Douglas is performing at this year’s Skibbereen Arts Festival as part of a double bill with folk/blues prodigy Muireann Bradley. No stranger to Ireland, this will be his first time performing this far ‘down’ the country – his closest gig previously having been in Ballincollig in 2019.
He spoke to The Southern Star from his home in Nashville last week about the upcoming West Cork show, his approach to collaboration and his love for Irish music.
‘I’m really looking forward to getting back to Ireland, and any time I get to spend there I count as special time. I’ve always wanted to go to the [Baltimore] Fiddle Fair but if this is as close as I get, I’ll take it!’
Jerry’s show in Skibbereen will feature special guest Muireann Bradley from Donegal, a young guitarist and singer who shot to international attention when she appeared on Jools Holland’s New Year’s Eve Hootenanny on BBC at the turn of the year. ‘I’ve never met her, but yeah, I’ve heard her and she’s great. We’re going to have a good night. I don’t know what we’re going to play together on the night, but we’ll arrange that when I get there.’
Douglas believes his chosen instrument, the dobro, while not native to Gaelic music, is particularly suited to the genre. ‘It works so well because it’s so much like the human voice. There’s so much sustain and soul in the notes and this really suits that music.’
Known for his work with great singers, he is drawn to certain traits in them.
‘It’s the feeling that their voice might put out, you know? I’m drawn to really smooth, finished voices. I also like to work with people who write, because you can get in on the ground floor of what the whole idea for the song is at that point.’
As an instrumentalist, he is acutely aware of his relationship with the singer within the musical landscape.
‘The vocal is the lead, it wins every time. I try to sit back into the musical picture that you’re hearing and accompany the vocalist, and then occasionally step out and take a solo, but I feel like I want to hear what they have to say. I don’t want to interfere with it. It’s like a conversation, you know? You don’t break in on the middle of somebody’s conversation when they’re just about to get to the point, you know?’
Jerry clearly remembers the first time he felt the lure of Irish traditional music. ‘I was at the Philadelphia Folk Festival and a band came on that was playing Celtic music and at the time I didn’t even know what it was.

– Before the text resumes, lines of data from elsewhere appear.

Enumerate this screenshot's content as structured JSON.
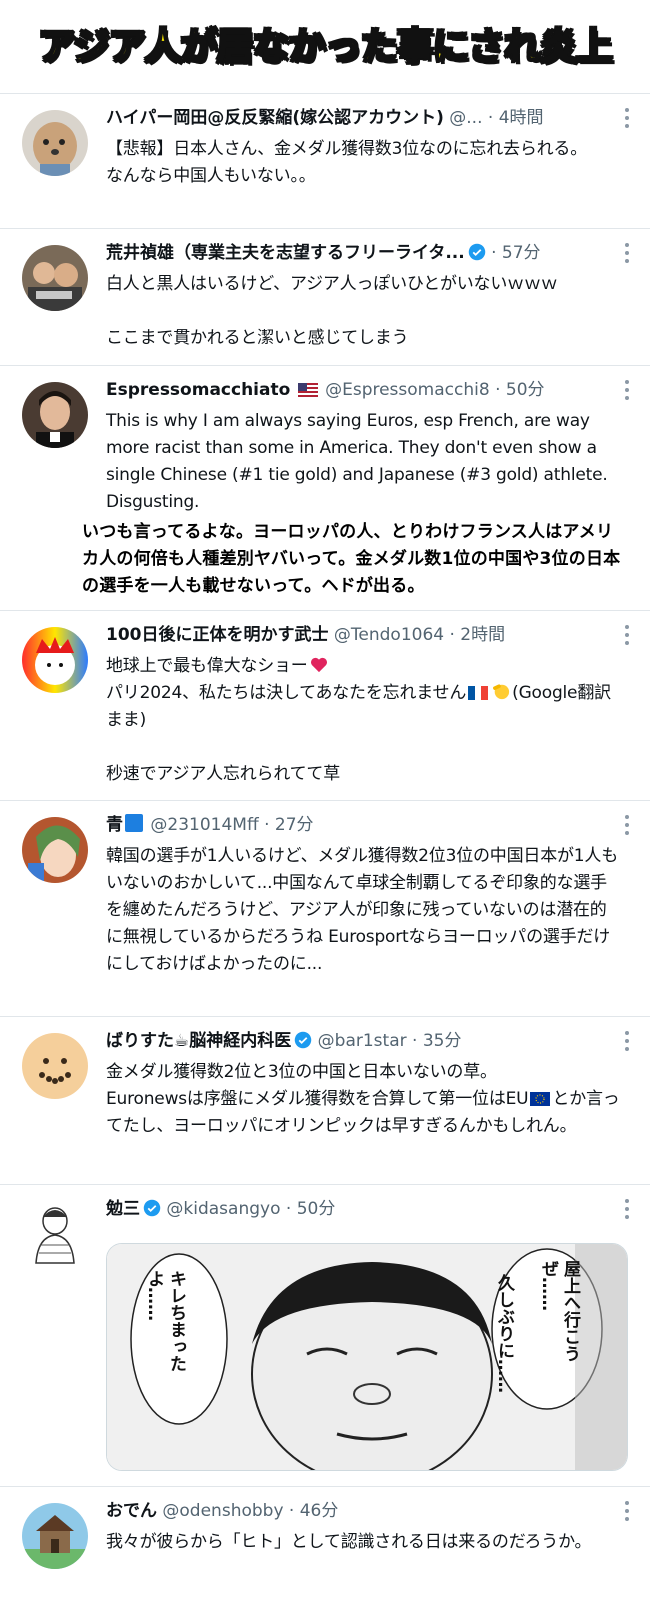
{
  "banner": {
    "title": "アジア人が居なかった事にされ炎上"
  },
  "posts": [
    {
      "name": "ハイパー岡田@反反緊縮(嫁公認アカウント)",
      "handle": "@...",
      "time": "· 4時間",
      "text": "【悲報】日本人さん、金メダル獲得数3位なのに忘れ去られる。\nなんなら中国人もいない。。"
    },
    {
      "name": "荒井禎雄（専業主夫を志望するフリーライタ...",
      "verified": true,
      "time": "· 57分",
      "text": "白人と黒人はいるけど、アジア人っぽいひとがいないｗｗｗ\n\nここまで貫かれると潔いと感じてしまう"
    },
    {
      "name": "Espressomacchiato",
      "flag_icon": "us-flag-icon",
      "handle": "@Espressomacchi8",
      "time": "· 50分",
      "text": "This is why I am always saying Euros, esp French, are way more racist than some in America. They don't even show a single Chinese (#1 tie gold) and Japanese (#3 gold) athlete. Disgusting.",
      "translation": "いつも言ってるよな。ヨーロッパの人、とりわけフランス人はアメリカ人の何倍も人種差別ヤバいって。金メダル数1位の中国や3位の日本の選手を一人も載せないって。ヘドが出る。"
    },
    {
      "name": "100日後に正体を明かす武士",
      "handle": "@Tendo1064",
      "time": "· 2時間",
      "text_line1": "地球上で最も偉大なショー",
      "text_line2a": "パリ2024、私たちは決してあなたを忘れません",
      "text_line2b": "(Google翻訳まま)",
      "text_line3": "秒速でアジア人忘れられてて草"
    },
    {
      "name": "青",
      "handle": "@231014Mff",
      "time": "· 27分",
      "text": "韓国の選手が1人いるけど、メダル獲得数2位3位の中国日本が1人もいないのおかしいて...中国なんて卓球全制覇してるぞ印象的な選手を纏めたんだろうけど、アジア人が印象に残っていないのは潜在的に無視しているからだろうね Eurosportならヨーロッパの選手だけにしておけばよかったのに..."
    },
    {
      "name": "ばりすた☕脳神経内科医",
      "verified": true,
      "handle": "@bar1star",
      "time": "· 35分",
      "text_a": "金メダル獲得数2位と3位の中国と日本いないの草。\nEuronewsは序盤にメダル獲得数を合算して第一位はEU",
      "text_b": "とか言ってたし、ヨーロッパにオリンピックは早すぎるんかもしれん。"
    },
    {
      "name": "勉三",
      "verified": true,
      "handle": "@kidasangyo",
      "time": "· 50分",
      "bubble_left": "キレちまったよ……",
      "bubble_right1": "屋上へ行こうぜ……",
      "bubble_right2": "久しぶりに……"
    },
    {
      "name": "おでん",
      "handle": "@odenshobby",
      "time": "· 46分",
      "text": "我々が彼らから「ヒト」として認識される日は来るのだろうか。"
    }
  ],
  "colors": {
    "verified": "#1d9bf0",
    "banner_fill": "#f5e400",
    "meta": "#536471"
  }
}
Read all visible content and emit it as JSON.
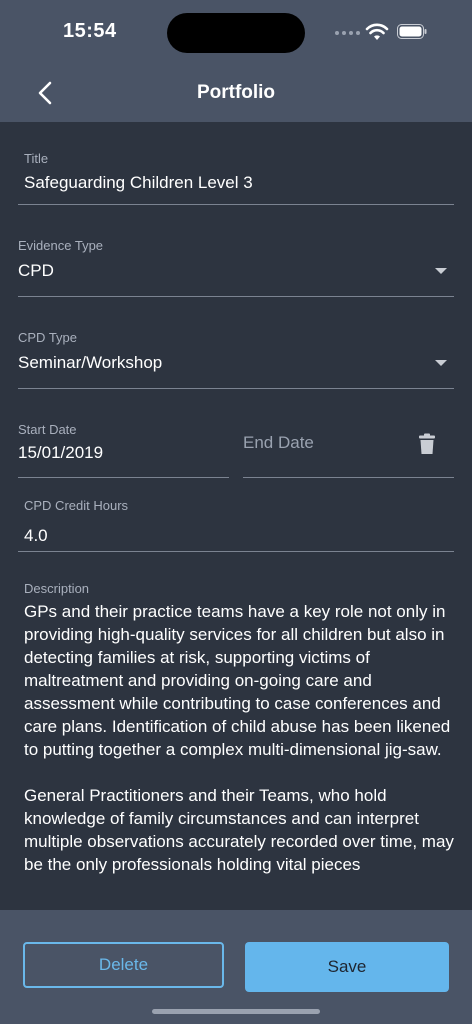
{
  "status": {
    "time": "15:54"
  },
  "nav": {
    "title": "Portfolio"
  },
  "form": {
    "title": {
      "label": "Title",
      "value": "Safeguarding Children Level 3"
    },
    "evidence_type": {
      "label": "Evidence Type",
      "value": "CPD"
    },
    "cpd_type": {
      "label": "CPD Type",
      "value": "Seminar/Workshop"
    },
    "start_date": {
      "label": "Start Date",
      "value": "15/01/2019"
    },
    "end_date": {
      "placeholder": "End Date"
    },
    "credit_hours": {
      "label": "CPD Credit Hours",
      "value": "4.0"
    },
    "description": {
      "label": "Description",
      "value": "GPs and their practice teams have a key role not only in providing high-quality services for all children but also in detecting families at risk, supporting victims of maltreatment and providing on-going care and assessment while contributing to case conferences and care plans. Identification of child abuse has been likened to putting together a complex multi-dimensional jig-saw.\n\nGeneral Practitioners and their Teams, who hold knowledge of family circumstances and can interpret multiple observations accurately recorded over time, may be the only professionals holding vital pieces"
    }
  },
  "actions": {
    "delete_label": "Delete",
    "save_label": "Save"
  },
  "icons": {
    "back": "chevron-left-icon",
    "trash": "trash-icon",
    "dropdown": "caret-down-icon"
  },
  "colors": {
    "accent": "#64b6ec",
    "background": "#2d3440",
    "header": "#4a5466"
  }
}
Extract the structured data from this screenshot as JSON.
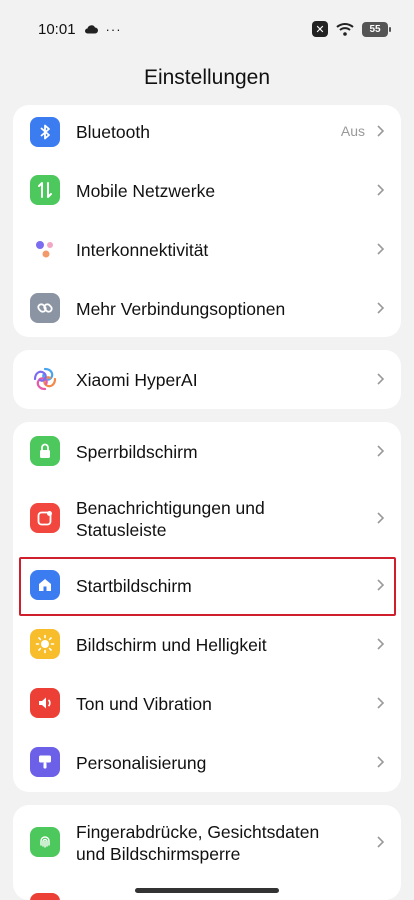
{
  "status": {
    "time": "10:01",
    "battery": "55"
  },
  "header": {
    "title": "Einstellungen"
  },
  "cards": {
    "connectivity": [
      {
        "label": "Bluetooth",
        "value": "Aus",
        "icon": "bluetooth-icon",
        "color": "#3b7cf0"
      },
      {
        "label": "Mobile Netzwerke",
        "icon": "mobile-data-icon",
        "color": "#4cc85c"
      },
      {
        "label": "Interkonnektivität",
        "icon": "interconnect-icon",
        "color": "#ffffff"
      },
      {
        "label": "Mehr Verbindungsoptionen",
        "icon": "link-icon",
        "color": "#8b94a3"
      }
    ],
    "ai": [
      {
        "label": "Xiaomi HyperAI",
        "icon": "hyperai-icon",
        "color": "#ffffff"
      }
    ],
    "display": [
      {
        "label": "Sperrbildschirm",
        "icon": "lock-icon",
        "color": "#4cc85c"
      },
      {
        "label": "Benachrichtigungen und Statusleiste",
        "icon": "notification-icon",
        "color": "#f1473e"
      },
      {
        "label": "Startbildschirm",
        "icon": "home-icon",
        "color": "#3b7cf0"
      },
      {
        "label": "Bildschirm und Helligkeit",
        "icon": "brightness-icon",
        "color": "#f7bd2b"
      },
      {
        "label": "Ton und Vibration",
        "icon": "sound-icon",
        "color": "#ec4036"
      },
      {
        "label": "Personalisierung",
        "icon": "personalization-icon",
        "color": "#6d60e8"
      }
    ],
    "security": [
      {
        "label": "Fingerabdrücke, Gesichtsdaten und Bildschirmsperre",
        "icon": "fingerprint-icon",
        "color": "#4cc85c"
      }
    ]
  }
}
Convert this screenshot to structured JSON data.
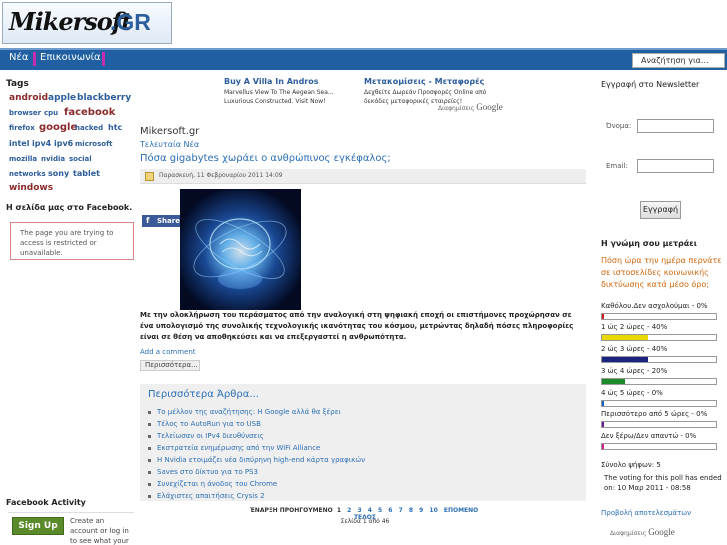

‘They came on with all of this power and energy and beautiful melodies. The way everybody worked together, it was like a finely-made basket – things weaved in and out and everybody played together, but not on top of each other. It was powerful. I guess it was the Scots-Irish in me that raised up and went “that’s your music right there”. I chased it down after that and went to Ireland. It gives you such a great feeling and the whole audience gets involved. It makes everybody feel as one entity.’
Finally, if not the dobro, what other instrument might he have chosen?
‘Wow … hmmm. I love the [uilleann] pipes. I love what they do. Pipes to me are a lot like the dobro – there’s no fret like on a guitar that stops the note. You have to be able to hear that note and to make that note pure. That’s when it has the most effect on people. The pipes are such an emotional instrument – I think they would probably be my pick. And I’d go to Michael McGoldrick straight away for lessons!
Jerry Douglas plays a squareneck variety, which is played on the flat and using a heavy metal slide to pitch the notes rather than fretting the strings like on a conventional guitar.
• Jerry Douglas is appearing at Skibbereen Town Hall with Muireann Bradley this Tuesday, July 30th. See www.skibbereenartsfestival.com for more.
WHAT IS A DOBRO?
A dobro is the name given to a type of guitar with an in-built aluminium resonator cone. The name comes from the Dopyera Brothers who came up with the first designs back in the 1920s, in an attempt to make guitars louder (before the days of amplification) so they could compete against other instruments in a band setting. The aluminium cone serves to project the sound out from the body of the instrument.